I am a second-generation startup founder. No, I did not grow up in Silicon Valley and no, you have never heard of my parents or the business they started.
My parents are founders of a farm, and though their venture could not be more different from the technology startups that dominate the media today (including my own), their endeavors offer a tremendous lesson on the assessment of risk.
My parents’ business was born out of desperation. My father was laid off from his blue-collar job in 1983 and we lived in a rural area of Arkansas where what little industry had ever been was continually shrinking. I suppose we could have moved in order for my father to find work, but the land we lived on had been owned by my family since not longer after it was acquired by the United States as part of Louisiana Purchase, and many generations of attachment to soil is hard to sever.
We were about to lose everything – home, cars, land, and pride – when Tyson, the global poultry behemoth, announced an expansion of production in our area and were recruiting “growers” to start new farms. My mother feared the debt the new venture would require. My father, on the other hand, had a different take, “If we are going to lose everything to the bank anyway, we might as well let them take the farm, too.” Though he didn’t know it, he was exercising his “antifragility,” as Nassim Nicholas Taleb would call it. With little to lose, he stood to gain tremendously from the severity of his current situation. And so they built the farm.

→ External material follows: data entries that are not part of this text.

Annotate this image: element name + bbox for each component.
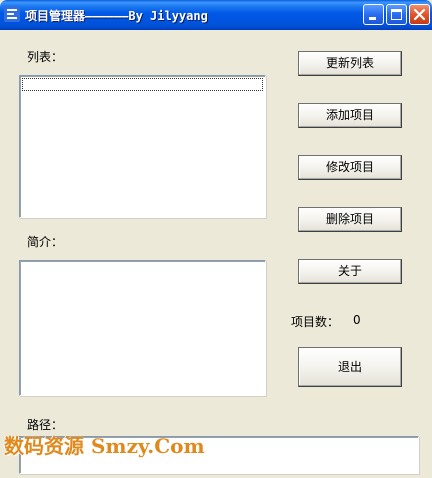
add-project-button[interactable]: 添加项目	[298, 103, 402, 128]
list-focus-row[interactable]	[22, 78, 263, 91]
window-title: 项目管理器——————By Jilyyang	[25, 9, 208, 23]
delete-project-button[interactable]: 删除项目	[298, 207, 402, 232]
exit-button[interactable]: 退出	[298, 347, 402, 387]
title-bar[interactable]: 项目管理器——————By Jilyyang	[0, 0, 432, 30]
maximize-icon	[391, 9, 402, 20]
list-label: 列表：	[27, 50, 64, 64]
about-button[interactable]: 关于	[298, 259, 402, 284]
maximize-button[interactable]	[386, 4, 407, 25]
close-button[interactable]	[409, 4, 430, 25]
project-count-value: 0	[353, 313, 361, 327]
project-count-label: 项目数：	[291, 315, 340, 329]
description-textarea[interactable]	[19, 260, 266, 396]
main-window: 项目管理器——————By Jilyyang 列表： 简介： 路径： 更新列表 …	[0, 0, 432, 478]
app-logo-icon[interactable]	[4, 6, 20, 22]
project-listbox[interactable]	[19, 75, 266, 218]
description-label: 简介：	[27, 235, 64, 249]
minimize-button[interactable]	[363, 4, 384, 25]
modify-project-button[interactable]: 修改项目	[298, 155, 402, 180]
watermark-text: 数码资源 Smzy.Com	[4, 434, 205, 458]
refresh-list-button[interactable]: 更新列表	[298, 51, 402, 76]
close-icon	[413, 8, 426, 21]
minimize-icon	[369, 17, 376, 20]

The farm was a success and the loans my mother feared were repaid. They sold the business a few years back for more money than they could spend in what remains of their lives. Now they go fishing any time the sun shines – not a bad retirement for a twosome who almost lost it all.

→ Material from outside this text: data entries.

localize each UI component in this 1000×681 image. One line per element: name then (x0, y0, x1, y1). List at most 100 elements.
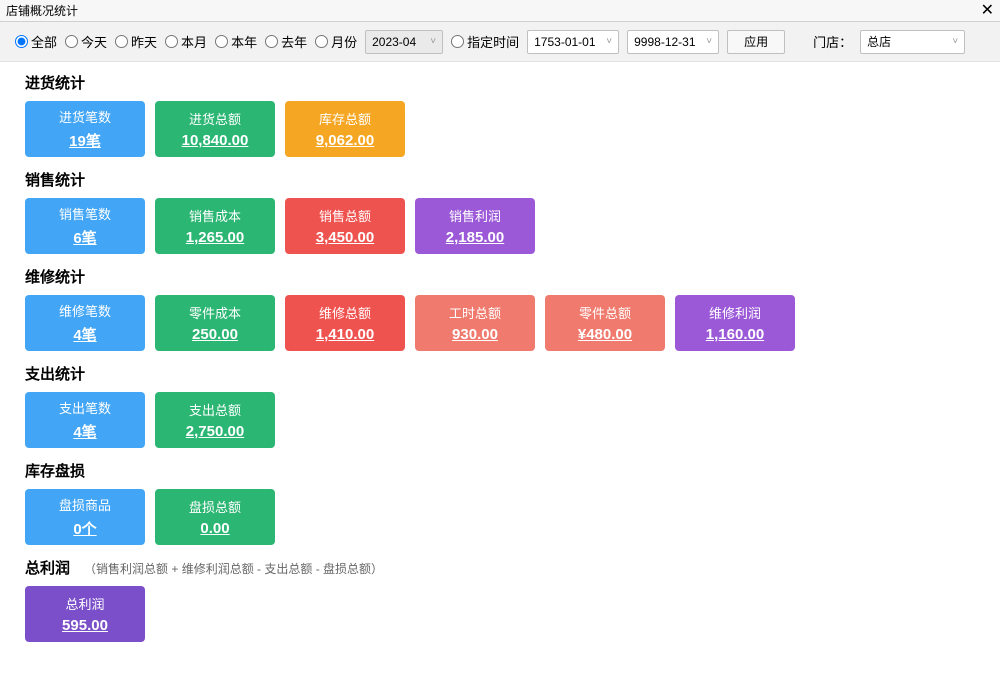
card-inventory-total[interactable]: 库存总额 9,062.00 (285, 101, 405, 157)
radio-all-label: 全部 (31, 32, 57, 51)
chevron-down-icon: ˅ (606, 36, 612, 47)
content-area: 进货统计 进货笔数19笔 进货总额10,840.00 库存总额9,062.00 … (0, 62, 1000, 664)
date-to-input[interactable]: 9998-12-31 ˅ (627, 30, 719, 54)
card-sales-total[interactable]: 销售总额 3,450.00 (285, 198, 405, 254)
window-title: 店铺概况统计 (6, 2, 78, 19)
date-from-value: 1753-01-01 (534, 35, 595, 49)
card-repair-total[interactable]: 维修总额1,410.00 (285, 295, 405, 351)
section-expense-title: 支出统计 (25, 363, 975, 384)
profit-cards: 总利润 595.00 (25, 586, 975, 642)
month-picker-value: 2023-04 (372, 35, 416, 49)
radio-by-month-label: 月份 (331, 32, 357, 51)
radio-this-year[interactable]: 本年 (215, 32, 257, 51)
card-label: 进货笔数 (59, 107, 111, 126)
radio-last-year[interactable]: 去年 (265, 32, 307, 51)
radio-all[interactable]: 全部 (15, 32, 57, 51)
card-label: 支出笔数 (59, 398, 111, 417)
card-expense-count[interactable]: 支出笔数 4笔 (25, 392, 145, 448)
section-repair: 维修统计 维修笔数 4笔 零件成本 250.00 维修总额1,410.00 工时总额… (25, 266, 975, 351)
card-label: 维修利润 (709, 303, 761, 322)
radio-custom-label: 指定时间 (467, 32, 519, 51)
card-value: 2,750.00 (186, 423, 244, 440)
card-value: 19笔 (69, 130, 101, 151)
radio-by-month[interactable]: 月份 (315, 32, 357, 51)
radio-today[interactable]: 今天 (65, 32, 107, 51)
radio-custom[interactable]: 指定时间 (451, 32, 519, 51)
card-label: 盘损商品 (59, 495, 111, 514)
card-label: 销售总额 (319, 206, 371, 225)
card-purchase-count[interactable]: 进货笔数 19笔 (25, 101, 145, 157)
chevron-down-icon: ˅ (430, 36, 436, 47)
card-value: 0.00 (200, 520, 229, 537)
chevron-down-icon: ˅ (952, 36, 958, 47)
section-expense: 支出统计 支出笔数 4笔 支出总额 2,750.00 (25, 363, 975, 448)
card-loss-items[interactable]: 盘损商品 0个 (25, 489, 145, 545)
date-to-value: 9998-12-31 (634, 35, 695, 49)
date-from-input[interactable]: 1753-01-01 ˅ (527, 30, 619, 54)
card-value: 2,185.00 (446, 229, 504, 246)
card-value: 4笔 (73, 421, 96, 442)
card-value: 9,062.00 (316, 132, 374, 149)
card-value: 3,450.00 (316, 229, 374, 246)
section-repair-title: 维修统计 (25, 266, 975, 287)
card-value: 6笔 (73, 227, 96, 248)
card-loss-total[interactable]: 盘损总额 0.00 (155, 489, 275, 545)
purchase-cards: 进货笔数 19笔 进货总额 10,840.00 库存总额 9,062.00 (25, 101, 975, 157)
radio-yesterday-label: 昨天 (131, 32, 157, 51)
store-select[interactable]: 总店 ˅ (860, 30, 965, 54)
chevron-down-icon: ˅ (706, 36, 712, 47)
month-picker[interactable]: 2023-04 ˅ (365, 30, 443, 54)
section-profit-note: （销售利润总额 + 维修利润总额 - 支出总额 - 盘损总额） (84, 560, 383, 577)
card-value: 1,410.00 (316, 326, 374, 343)
card-repair-count[interactable]: 维修笔数 4笔 (25, 295, 145, 351)
filter-toolbar: 全部 今天 昨天 本月 本年 去年 月份 2023-04 ˅ 指定时间 1753… (0, 22, 1000, 62)
card-sales-profit[interactable]: 销售利润2,185.00 (415, 198, 535, 254)
section-loss: 库存盘损 盘损商品 0个 盘损总额 0.00 (25, 460, 975, 545)
section-profit-header: 总利润 （销售利润总额 + 维修利润总额 - 支出总额 - 盘损总额） (25, 557, 975, 578)
card-purchase-total[interactable]: 进货总额 10,840.00 (155, 101, 275, 157)
card-value: 930.00 (452, 326, 498, 343)
apply-button[interactable]: 应用 (727, 30, 785, 54)
card-repair-profit[interactable]: 维修利润 1,160.00 (675, 295, 795, 351)
card-label: 零件总额 (579, 303, 631, 322)
card-total-profit[interactable]: 总利润 595.00 (25, 586, 145, 642)
card-label: 维修笔数 (59, 301, 111, 320)
card-label: 进货总额 (189, 109, 241, 128)
section-profit-title: 总利润 (25, 557, 70, 578)
section-loss-title: 库存盘损 (25, 460, 975, 481)
card-expense-total[interactable]: 支出总额 2,750.00 (155, 392, 275, 448)
card-label: 工时总额 (449, 303, 501, 322)
card-parts-total[interactable]: 零件总额 ¥480.00 (545, 295, 665, 351)
card-label: 盘损总额 (189, 497, 241, 516)
card-labor-total[interactable]: 工时总额 930.00 (415, 295, 535, 351)
card-sales-cost[interactable]: 销售成本1,265.00 (155, 198, 275, 254)
card-sales-count[interactable]: 销售笔数6笔 (25, 198, 145, 254)
card-value: 1,160.00 (706, 326, 764, 343)
store-label: 门店： (813, 32, 852, 51)
section-purchase-title: 进货统计 (25, 72, 975, 93)
radio-this-month-label: 本月 (181, 32, 207, 51)
section-profit: 总利润 （销售利润总额 + 维修利润总额 - 支出总额 - 盘损总额） 总利润 5… (25, 557, 975, 642)
card-parts-cost[interactable]: 零件成本 250.00 (155, 295, 275, 351)
section-sales: 销售统计 销售笔数6笔 销售成本1,265.00 销售总额 3,450.00 销售… (25, 169, 975, 254)
sales-cards: 销售笔数6笔 销售成本1,265.00 销售总额 3,450.00 销售利润2,1… (25, 198, 975, 254)
radio-this-month[interactable]: 本月 (165, 32, 207, 51)
card-label: 总利润 (65, 594, 104, 613)
card-value: ¥480.00 (578, 326, 632, 343)
card-label: 库存总额 (319, 109, 371, 128)
card-label: 销售成本 (189, 206, 241, 225)
card-value: 595.00 (62, 617, 108, 634)
card-value: 250.00 (192, 326, 238, 343)
section-purchase: 进货统计 进货笔数 19笔 进货总额 10,840.00 库存总额 9,062.00 (25, 72, 975, 157)
store-select-value: 总店 (867, 33, 891, 50)
section-sales-title: 销售统计 (25, 169, 975, 190)
card-label: 零件成本 (189, 303, 241, 322)
close-icon[interactable]: ✕ (981, 3, 994, 19)
card-value: 10,840.00 (182, 132, 249, 149)
card-value: 0个 (73, 518, 96, 539)
time-range-radios: 全部 今天 昨天 本月 本年 去年 月份 (15, 32, 357, 51)
titlebar: 店铺概况统计 ✕ (0, 0, 1000, 22)
radio-yesterday[interactable]: 昨天 (115, 32, 157, 51)
card-value: 4笔 (73, 324, 96, 345)
card-label: 支出总额 (189, 400, 241, 419)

Many people look at risk as a simple probability of success or failure. But my father’s calculus was far more nuanced in actually comparing the relative risk of two scenarios. For illustration, let’s assume there was only a 5% chance of my family not losing everything in their current situation, but that chance was would increase to 50% if they built the farm (guaranteed contracts were awarded prior to construction so their odds were better than many upstarts today, again including my own). Though a 50/50 chance of losing everything was indeed risky, they were actually 10 times more likely to keep their land, their home, and their pride, by taking the risk. There was nowhere to go but up.
That same analysis led me to start a company 30 years later. I was far from Arkansas, and I didn’t become a chicken farmer. After all, I was living in New York City and while urban chicken coups are intriguing, they don’t exactly support a family in Manhattan. In fact, I was struggling to provide for my family of four here even with a post-MBA job. Sure, we could have moved. But we loved the city and all its glories and grit. We wanted to stay.
I had an idea for a startup, was able to generate interest from customers and investors, and found a fantastic partner to co-found the business with me. With no savings and three mouths to feed other than my own, I left my job to give my idea a go. Yes, I know that only roughly 12% of first-time founders succeed (no guaranteed contracts lowered my chances from my parents’ odds so many years ago), but that was not the risk assessment that powered my decision.
Though my situation was not as dire as that of my parents, the calculus for my decision was the same. There was a 5% chance we could stay in New York if I remained in my job and continued the professional path it represented. If my chance of success as a founder was 12%, I was more than twice as likely to be able to support my family in the city if I took the risk. Just as my father before me, I exercised my own version antifragility.
And so was born SocialQ. A year and a half later, we’re still here in New York. The business is breaking even and we have a growing list of customers. There is still some uncertainty in our future, but less so now than when I worked for someone else. To me, that’s success.
As we all face personal and professional decisions, we must not focus too intently on the chance of success or failure in any given endeavor. Rather, compare the probabilities of achieving your goals (be they financial, situational, or experiential) in each scenario. You may be surprised how comfortable you quickly get with the idea of risk, and the many adventures it may lead you on.